One of the country's most fascinating museums is just a few miles outside Washington, DC—but most of us will never get access to it. The CIA's museum is inside the agency's Langley headquarters, and it's got some 26,000 items related to the intelligence organization's history. The media faces tough barriers to getting inside, but Smithsonian magazine recently did, and Yahoo was inside earlier this year. Among their most interesting finds:

  • Cufflinks that spies used to identify each other. The CIA's first Soviet mole, Lt. Col. Pyotr Semyonovich Popov, wore them when picking up documents in East Germany from an elderly German wearing the same accessories.
  • A model of Osama bin Laden's compound in Abbottabad, Pakistan. A full-size version was used to train Navy SEALs for their raid on the site; some called it so perfect that during the actual raid, they felt like they'd already been at the spot, the Smithsonian notes.
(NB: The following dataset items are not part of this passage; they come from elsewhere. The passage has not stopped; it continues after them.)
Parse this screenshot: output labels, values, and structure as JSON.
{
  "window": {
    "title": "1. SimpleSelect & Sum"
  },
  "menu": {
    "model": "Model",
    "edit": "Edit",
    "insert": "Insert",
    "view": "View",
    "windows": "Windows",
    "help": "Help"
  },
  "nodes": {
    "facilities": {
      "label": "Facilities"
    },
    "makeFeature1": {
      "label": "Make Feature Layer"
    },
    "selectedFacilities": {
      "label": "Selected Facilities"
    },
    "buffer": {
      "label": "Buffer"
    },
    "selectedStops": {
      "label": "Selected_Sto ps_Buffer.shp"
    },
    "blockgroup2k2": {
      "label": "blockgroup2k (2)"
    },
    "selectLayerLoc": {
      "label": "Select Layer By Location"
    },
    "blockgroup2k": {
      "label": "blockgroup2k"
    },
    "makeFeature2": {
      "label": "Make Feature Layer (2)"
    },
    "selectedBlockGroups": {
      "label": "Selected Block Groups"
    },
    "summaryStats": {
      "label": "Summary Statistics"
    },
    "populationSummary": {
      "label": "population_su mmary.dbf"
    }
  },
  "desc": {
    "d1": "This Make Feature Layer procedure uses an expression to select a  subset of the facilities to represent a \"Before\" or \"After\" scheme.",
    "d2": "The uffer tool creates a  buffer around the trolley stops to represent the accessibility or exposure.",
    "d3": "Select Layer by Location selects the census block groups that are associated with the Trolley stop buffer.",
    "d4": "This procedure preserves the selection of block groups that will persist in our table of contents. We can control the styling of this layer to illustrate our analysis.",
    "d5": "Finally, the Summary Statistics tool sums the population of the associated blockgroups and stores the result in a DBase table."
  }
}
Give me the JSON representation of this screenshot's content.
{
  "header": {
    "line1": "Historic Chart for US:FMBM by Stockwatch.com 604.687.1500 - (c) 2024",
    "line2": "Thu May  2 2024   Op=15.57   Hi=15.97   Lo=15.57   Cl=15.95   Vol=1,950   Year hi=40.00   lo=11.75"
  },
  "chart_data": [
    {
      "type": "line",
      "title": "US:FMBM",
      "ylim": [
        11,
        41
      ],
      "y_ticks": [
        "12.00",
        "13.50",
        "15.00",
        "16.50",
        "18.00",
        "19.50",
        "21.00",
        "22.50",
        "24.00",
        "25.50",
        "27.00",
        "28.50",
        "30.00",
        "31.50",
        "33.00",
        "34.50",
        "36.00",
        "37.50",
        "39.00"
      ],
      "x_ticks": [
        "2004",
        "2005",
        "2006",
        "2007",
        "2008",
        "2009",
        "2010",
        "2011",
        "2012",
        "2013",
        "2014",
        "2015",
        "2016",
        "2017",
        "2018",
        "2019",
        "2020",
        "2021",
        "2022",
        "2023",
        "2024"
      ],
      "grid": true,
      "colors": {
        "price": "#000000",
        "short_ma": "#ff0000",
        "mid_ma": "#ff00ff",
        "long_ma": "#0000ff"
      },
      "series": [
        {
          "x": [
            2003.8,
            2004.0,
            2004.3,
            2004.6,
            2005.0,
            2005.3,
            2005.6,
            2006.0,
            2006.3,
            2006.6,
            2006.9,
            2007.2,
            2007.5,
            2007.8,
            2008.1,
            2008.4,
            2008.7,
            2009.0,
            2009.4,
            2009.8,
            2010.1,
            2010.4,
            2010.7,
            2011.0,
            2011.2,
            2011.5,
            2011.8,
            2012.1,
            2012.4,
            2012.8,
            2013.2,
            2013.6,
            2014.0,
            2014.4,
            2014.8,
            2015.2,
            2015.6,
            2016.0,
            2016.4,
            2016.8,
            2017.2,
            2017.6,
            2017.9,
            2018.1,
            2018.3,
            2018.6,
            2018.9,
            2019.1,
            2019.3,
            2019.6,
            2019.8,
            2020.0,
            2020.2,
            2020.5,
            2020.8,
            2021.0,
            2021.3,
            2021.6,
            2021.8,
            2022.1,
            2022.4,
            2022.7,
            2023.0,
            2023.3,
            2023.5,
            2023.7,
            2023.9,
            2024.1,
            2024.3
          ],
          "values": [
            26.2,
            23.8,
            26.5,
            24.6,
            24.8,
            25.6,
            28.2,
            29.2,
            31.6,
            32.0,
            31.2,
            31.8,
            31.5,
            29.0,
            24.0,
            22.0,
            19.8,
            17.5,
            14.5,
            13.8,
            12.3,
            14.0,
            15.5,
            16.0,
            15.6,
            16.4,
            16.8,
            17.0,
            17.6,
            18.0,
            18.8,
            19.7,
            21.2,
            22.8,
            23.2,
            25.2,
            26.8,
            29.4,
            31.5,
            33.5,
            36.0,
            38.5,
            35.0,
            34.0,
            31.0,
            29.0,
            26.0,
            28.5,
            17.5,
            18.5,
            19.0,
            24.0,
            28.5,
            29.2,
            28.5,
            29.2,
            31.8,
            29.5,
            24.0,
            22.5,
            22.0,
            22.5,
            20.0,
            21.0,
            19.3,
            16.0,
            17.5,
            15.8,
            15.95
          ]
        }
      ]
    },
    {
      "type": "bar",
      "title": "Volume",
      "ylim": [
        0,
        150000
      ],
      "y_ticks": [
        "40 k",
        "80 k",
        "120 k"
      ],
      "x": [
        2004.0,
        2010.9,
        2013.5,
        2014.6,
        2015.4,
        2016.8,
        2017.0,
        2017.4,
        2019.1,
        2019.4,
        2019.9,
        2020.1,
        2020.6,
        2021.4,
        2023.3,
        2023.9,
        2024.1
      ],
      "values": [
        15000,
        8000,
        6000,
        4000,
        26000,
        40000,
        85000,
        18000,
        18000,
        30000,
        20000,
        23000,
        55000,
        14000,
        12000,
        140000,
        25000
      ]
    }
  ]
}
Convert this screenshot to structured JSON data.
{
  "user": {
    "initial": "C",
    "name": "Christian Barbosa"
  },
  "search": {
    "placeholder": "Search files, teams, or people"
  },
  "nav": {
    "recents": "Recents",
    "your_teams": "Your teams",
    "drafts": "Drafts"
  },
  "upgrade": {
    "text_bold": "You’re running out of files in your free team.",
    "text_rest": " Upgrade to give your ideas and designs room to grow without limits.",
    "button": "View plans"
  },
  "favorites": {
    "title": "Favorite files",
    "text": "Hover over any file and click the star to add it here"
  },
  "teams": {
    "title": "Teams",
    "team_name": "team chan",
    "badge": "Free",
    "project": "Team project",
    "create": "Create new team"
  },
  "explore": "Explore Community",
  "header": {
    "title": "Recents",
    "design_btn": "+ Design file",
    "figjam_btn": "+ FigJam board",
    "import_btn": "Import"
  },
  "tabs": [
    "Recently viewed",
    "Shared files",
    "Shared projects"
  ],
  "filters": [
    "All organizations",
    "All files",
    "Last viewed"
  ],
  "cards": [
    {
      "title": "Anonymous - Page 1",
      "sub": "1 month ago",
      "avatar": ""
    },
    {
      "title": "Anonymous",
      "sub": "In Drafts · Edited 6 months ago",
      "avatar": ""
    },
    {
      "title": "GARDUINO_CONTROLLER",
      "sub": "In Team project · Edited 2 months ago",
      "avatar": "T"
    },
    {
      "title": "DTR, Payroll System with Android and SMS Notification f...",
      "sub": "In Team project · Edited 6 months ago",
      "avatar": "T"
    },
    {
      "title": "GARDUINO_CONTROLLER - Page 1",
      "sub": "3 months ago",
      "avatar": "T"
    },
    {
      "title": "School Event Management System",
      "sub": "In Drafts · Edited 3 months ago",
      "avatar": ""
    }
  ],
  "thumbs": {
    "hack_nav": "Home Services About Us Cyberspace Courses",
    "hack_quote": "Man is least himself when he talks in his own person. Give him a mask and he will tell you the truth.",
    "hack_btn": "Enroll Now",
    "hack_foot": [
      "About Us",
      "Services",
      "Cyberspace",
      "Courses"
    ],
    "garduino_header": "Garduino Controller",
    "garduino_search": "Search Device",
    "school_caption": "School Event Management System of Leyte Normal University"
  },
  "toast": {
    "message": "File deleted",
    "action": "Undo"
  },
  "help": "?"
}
  • A rifle found next to bin Laden's body, believed to be his own, as well as a memo from then-CIA director Leon Panetta regarding the raid: "Received phone call from (national security adviser) Tom Donilon who stated that the President made a decision with regard to AC1 (Abbottabad Compound 1). The decision is to proceed with the assault."

  • An electronic bug which the KGB sought to use against the US. The Soviets made an apparent gesture of goodwill by offering to provide parts for the building of the US embassy in Moscow. US experts, however, discovered in 1982 that the Soviets were "turning the building into a huge antenna," the Smithsonian notes: Transmitting equipment could apparently reveal what keys Americans were pressing on their typewriters inside.
  • A dead rat. When agents communicate with others on their team, they may use "dead drops"—systems of passing messages to each other in secret. One example was the rat. The thing was hollow inside to accommodate such messages, Yahoo reports, noting that "dead drops" were often "disgusting" to keep people away from them.
  • The typed-up story and location information for Argo—not the Ben Affleck movie, but the one that intelligence officials pretended to be making in 1980 to get trapped diplomats out of Tehran.